Hamilton Bancorp, Inc. (NASDAQ: HBK) and Fraternity Community Bancorp, Inc. (OTCBB: FRTR) jointly announced today that they have entered into an agreement and plan of merger. Under the terms of the merger agreement, Fraternity Community Bancorp, Inc. and its subsidiary Fraternity Federal Savings and Loan Association (collectively, “Fraternity”) will merge into Hamilton Bancorp, Inc. and its subsidiary Hamilton Bank (collectively, “Hamilton”) in a cash transaction valued at $19.25 per share, or approximately $27 million in the aggregate. As a result of the merger, Hamilton will have eight branch locations and pro-forma assets in excess of $500 million with $340 million in loans and deposits of $400 million.
The merger is subject to certain conditions, including the approval of the shareholders of Fraternity Community Bancorp and receipt of customary regulatory approvals. The merger is expected to be completed early in the second quarter of 2016.

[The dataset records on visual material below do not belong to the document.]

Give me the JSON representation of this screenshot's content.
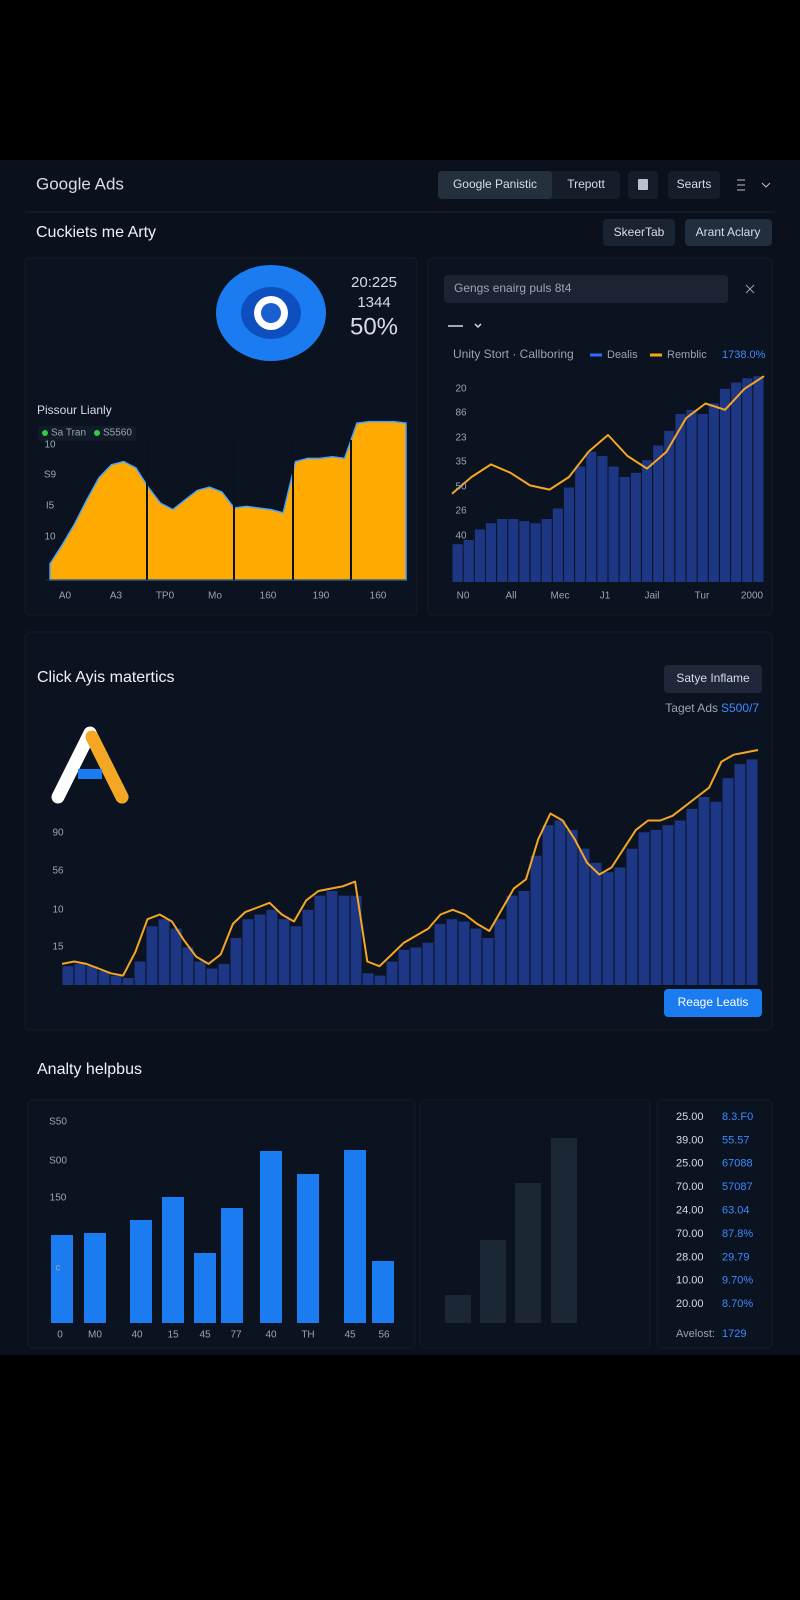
{
  "header": {
    "logo": "Google Ads",
    "tabs": [
      "Google Panistic",
      "Trepott",
      "Searts"
    ]
  },
  "overview": {
    "title": "Cuckiets me Arty",
    "buttons": [
      "SkeerTab",
      "Arant Aclary"
    ],
    "stats": [
      "20:225",
      "1344",
      "50%"
    ],
    "area_chart": {
      "type": "area",
      "title": "Pissour Lianly",
      "legend": [
        "Sa Tran",
        "S5560"
      ],
      "color": "#ffaa00",
      "ylim": [
        0,
        100
      ],
      "y_labels": [
        "10",
        "S9",
        "I5",
        "10"
      ],
      "categories": [
        "A0",
        "A3",
        "TP0",
        "Mo",
        "160",
        "190",
        "160"
      ],
      "values": [
        10,
        22,
        35,
        50,
        64,
        72,
        74,
        70,
        58,
        48,
        44,
        50,
        56,
        58,
        55,
        45,
        46,
        45,
        44,
        42,
        74,
        76,
        76,
        77,
        76,
        98,
        99,
        99,
        99,
        98
      ]
    },
    "trend_chart": {
      "type": "bar_line",
      "search": "Gengs enairg puls 8t4",
      "legend_label": "Unity Stort · Callboring",
      "note": "1738.0%",
      "ylim": [
        0,
        100
      ],
      "y_labels": [
        "20",
        "86",
        "23",
        "35",
        "50",
        "26",
        "40"
      ],
      "categories": [
        "N0",
        "All",
        "Mec",
        "J1",
        "Jail",
        "Tur",
        "2000"
      ],
      "series": [
        {
          "name": "Dealis",
          "color": "#1f3c8f",
          "values": [
            18,
            20,
            25,
            28,
            30,
            30,
            29,
            28,
            30,
            35,
            45,
            55,
            62,
            60,
            55,
            50,
            52,
            58,
            65,
            72,
            80,
            82,
            80,
            85,
            92,
            95,
            97,
            98
          ]
        },
        {
          "name": "Remblic",
          "color": "#f5a623",
          "values": [
            42,
            50,
            56,
            52,
            46,
            44,
            50,
            62,
            70,
            60,
            54,
            62,
            78,
            85,
            82,
            92,
            98
          ]
        }
      ]
    }
  },
  "metrics": {
    "title": "Click Ayis matertics",
    "button": "Satye Inflame",
    "target_label": "Taget Ads",
    "target_value": "S500/7",
    "action": "Reage Leatis",
    "chart": {
      "type": "bar_line",
      "ylim": [
        0,
        100
      ],
      "y_labels": [
        "90",
        "56",
        "10",
        "15"
      ],
      "series": [
        {
          "color": "#1f3c8f",
          "values": [
            8,
            9,
            8,
            6,
            4,
            3,
            10,
            25,
            28,
            24,
            16,
            10,
            7,
            9,
            20,
            28,
            30,
            32,
            28,
            25,
            32,
            38,
            40,
            38,
            38,
            5,
            4,
            10,
            15,
            16,
            18,
            26,
            28,
            27,
            24,
            20,
            28,
            38,
            40,
            55,
            68,
            70,
            66,
            58,
            52,
            48,
            50,
            58,
            65,
            66,
            68,
            70,
            75,
            80,
            78,
            88,
            94,
            96
          ]
        },
        {
          "color": "#f5a623",
          "values": [
            9,
            10,
            9,
            7,
            5,
            4,
            14,
            28,
            30,
            27,
            19,
            12,
            9,
            13,
            26,
            31,
            33,
            35,
            30,
            27,
            36,
            40,
            41,
            42,
            44,
            10,
            8,
            13,
            18,
            21,
            24,
            30,
            32,
            30,
            26,
            23,
            32,
            41,
            45,
            62,
            73,
            70,
            62,
            52,
            47,
            50,
            58,
            66,
            70,
            70,
            72,
            76,
            80,
            84,
            95,
            98,
            99,
            100
          ]
        }
      ]
    }
  },
  "analytics": {
    "title": "Analty helpbus",
    "chart": {
      "type": "bar",
      "color": "#1a7cf0",
      "ylim": [
        0,
        200
      ],
      "y_labels": [
        "S50",
        "S00",
        "150",
        "c"
      ],
      "categories": [
        "0",
        "M0",
        "40",
        "15",
        "45",
        "77",
        "40",
        "TH",
        "45",
        "56"
      ],
      "values": [
        88,
        90,
        103,
        126,
        70,
        115,
        172,
        149,
        173,
        62
      ]
    },
    "secondary_chart": {
      "type": "bar",
      "color": "#1c2736",
      "ylim": [
        0,
        200
      ],
      "values": [
        28,
        83,
        140,
        185
      ]
    },
    "table": {
      "rows": [
        [
          "25.00",
          "8.3.F0"
        ],
        [
          "39.00",
          "55.57"
        ],
        [
          "25.00",
          "67088"
        ],
        [
          "70.00",
          "57087"
        ],
        [
          "24.00",
          "63.04"
        ],
        [
          "70.00",
          "87.8%"
        ],
        [
          "28.00",
          "29.79"
        ],
        [
          "10.00",
          "9.70%"
        ],
        [
          "20.00",
          "8.70%"
        ]
      ],
      "footer_label": "Avelost:",
      "footer_value": "1729"
    }
  }
}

“We are very excited to continue our growth strategy to build a strong local community bank with increased earnings and shareholder value,” said Robert DeAlmeida, President and CEO of Hamilton. “Fraternity is a natural fit for us, given our shared dedication to providing superior products and customer service to the Greater Baltimore Metropolitan community for more than 200 years combined. The merger allows Hamilton to leverage our existing presence in Baltimore County and Baltimore City while expanding to Howard County.”

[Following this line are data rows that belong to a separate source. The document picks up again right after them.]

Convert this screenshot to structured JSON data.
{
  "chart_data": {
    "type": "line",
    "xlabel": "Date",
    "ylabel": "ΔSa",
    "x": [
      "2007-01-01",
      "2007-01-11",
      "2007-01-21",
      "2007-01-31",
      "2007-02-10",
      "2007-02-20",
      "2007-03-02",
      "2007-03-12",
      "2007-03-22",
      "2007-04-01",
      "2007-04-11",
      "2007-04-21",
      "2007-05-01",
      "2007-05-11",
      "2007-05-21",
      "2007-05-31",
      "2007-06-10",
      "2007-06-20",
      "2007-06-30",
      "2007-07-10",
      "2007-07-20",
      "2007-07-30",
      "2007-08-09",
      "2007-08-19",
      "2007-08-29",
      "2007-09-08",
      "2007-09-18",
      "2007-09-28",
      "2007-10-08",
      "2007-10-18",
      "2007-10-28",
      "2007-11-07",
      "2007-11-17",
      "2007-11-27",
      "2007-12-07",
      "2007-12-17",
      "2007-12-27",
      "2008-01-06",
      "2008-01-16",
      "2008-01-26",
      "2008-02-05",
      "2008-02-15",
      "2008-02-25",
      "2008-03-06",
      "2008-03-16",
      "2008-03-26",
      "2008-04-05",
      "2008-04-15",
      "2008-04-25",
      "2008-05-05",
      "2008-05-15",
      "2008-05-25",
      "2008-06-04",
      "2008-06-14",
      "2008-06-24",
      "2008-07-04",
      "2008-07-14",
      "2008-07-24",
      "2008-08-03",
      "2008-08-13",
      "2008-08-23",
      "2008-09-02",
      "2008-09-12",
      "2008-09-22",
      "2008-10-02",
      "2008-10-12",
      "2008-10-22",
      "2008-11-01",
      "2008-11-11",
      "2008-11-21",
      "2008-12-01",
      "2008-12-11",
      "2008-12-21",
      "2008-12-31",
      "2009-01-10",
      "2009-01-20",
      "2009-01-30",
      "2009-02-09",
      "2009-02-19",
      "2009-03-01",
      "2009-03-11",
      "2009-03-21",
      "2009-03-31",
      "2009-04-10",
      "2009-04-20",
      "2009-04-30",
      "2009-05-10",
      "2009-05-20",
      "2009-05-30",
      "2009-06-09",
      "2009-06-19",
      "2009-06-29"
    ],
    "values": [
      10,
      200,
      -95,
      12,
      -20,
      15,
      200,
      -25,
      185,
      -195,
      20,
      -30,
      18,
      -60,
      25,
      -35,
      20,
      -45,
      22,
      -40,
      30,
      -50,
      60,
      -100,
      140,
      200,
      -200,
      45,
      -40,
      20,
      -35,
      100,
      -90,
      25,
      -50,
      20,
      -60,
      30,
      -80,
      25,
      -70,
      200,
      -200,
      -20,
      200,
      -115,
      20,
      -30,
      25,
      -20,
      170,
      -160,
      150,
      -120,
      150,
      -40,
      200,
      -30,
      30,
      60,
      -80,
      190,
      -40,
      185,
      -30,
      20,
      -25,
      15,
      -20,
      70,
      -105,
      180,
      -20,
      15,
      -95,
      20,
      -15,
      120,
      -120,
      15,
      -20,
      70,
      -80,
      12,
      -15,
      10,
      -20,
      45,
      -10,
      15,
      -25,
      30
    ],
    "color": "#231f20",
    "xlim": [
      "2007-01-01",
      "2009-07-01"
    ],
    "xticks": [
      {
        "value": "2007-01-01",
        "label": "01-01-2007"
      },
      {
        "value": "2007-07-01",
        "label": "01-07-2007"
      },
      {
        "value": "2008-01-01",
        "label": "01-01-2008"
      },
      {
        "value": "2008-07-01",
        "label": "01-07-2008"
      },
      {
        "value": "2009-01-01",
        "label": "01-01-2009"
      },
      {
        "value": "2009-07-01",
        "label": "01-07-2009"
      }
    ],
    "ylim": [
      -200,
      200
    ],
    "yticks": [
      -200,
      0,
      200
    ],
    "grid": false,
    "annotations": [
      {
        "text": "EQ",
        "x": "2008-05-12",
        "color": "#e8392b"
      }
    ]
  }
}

“We are excited about merging with Hamilton Bank and feel it will benefit our customers, employees and shareholders,” said Thomas Sterner, Chairman and CEO of Fraternity. “Our customers will benefit from Hamilton Bank’s expanded product offerings and technology. Hamilton shares our same community bank philosophy and believes in providing superior customer service that can only be found in a community bank and that our customers value.”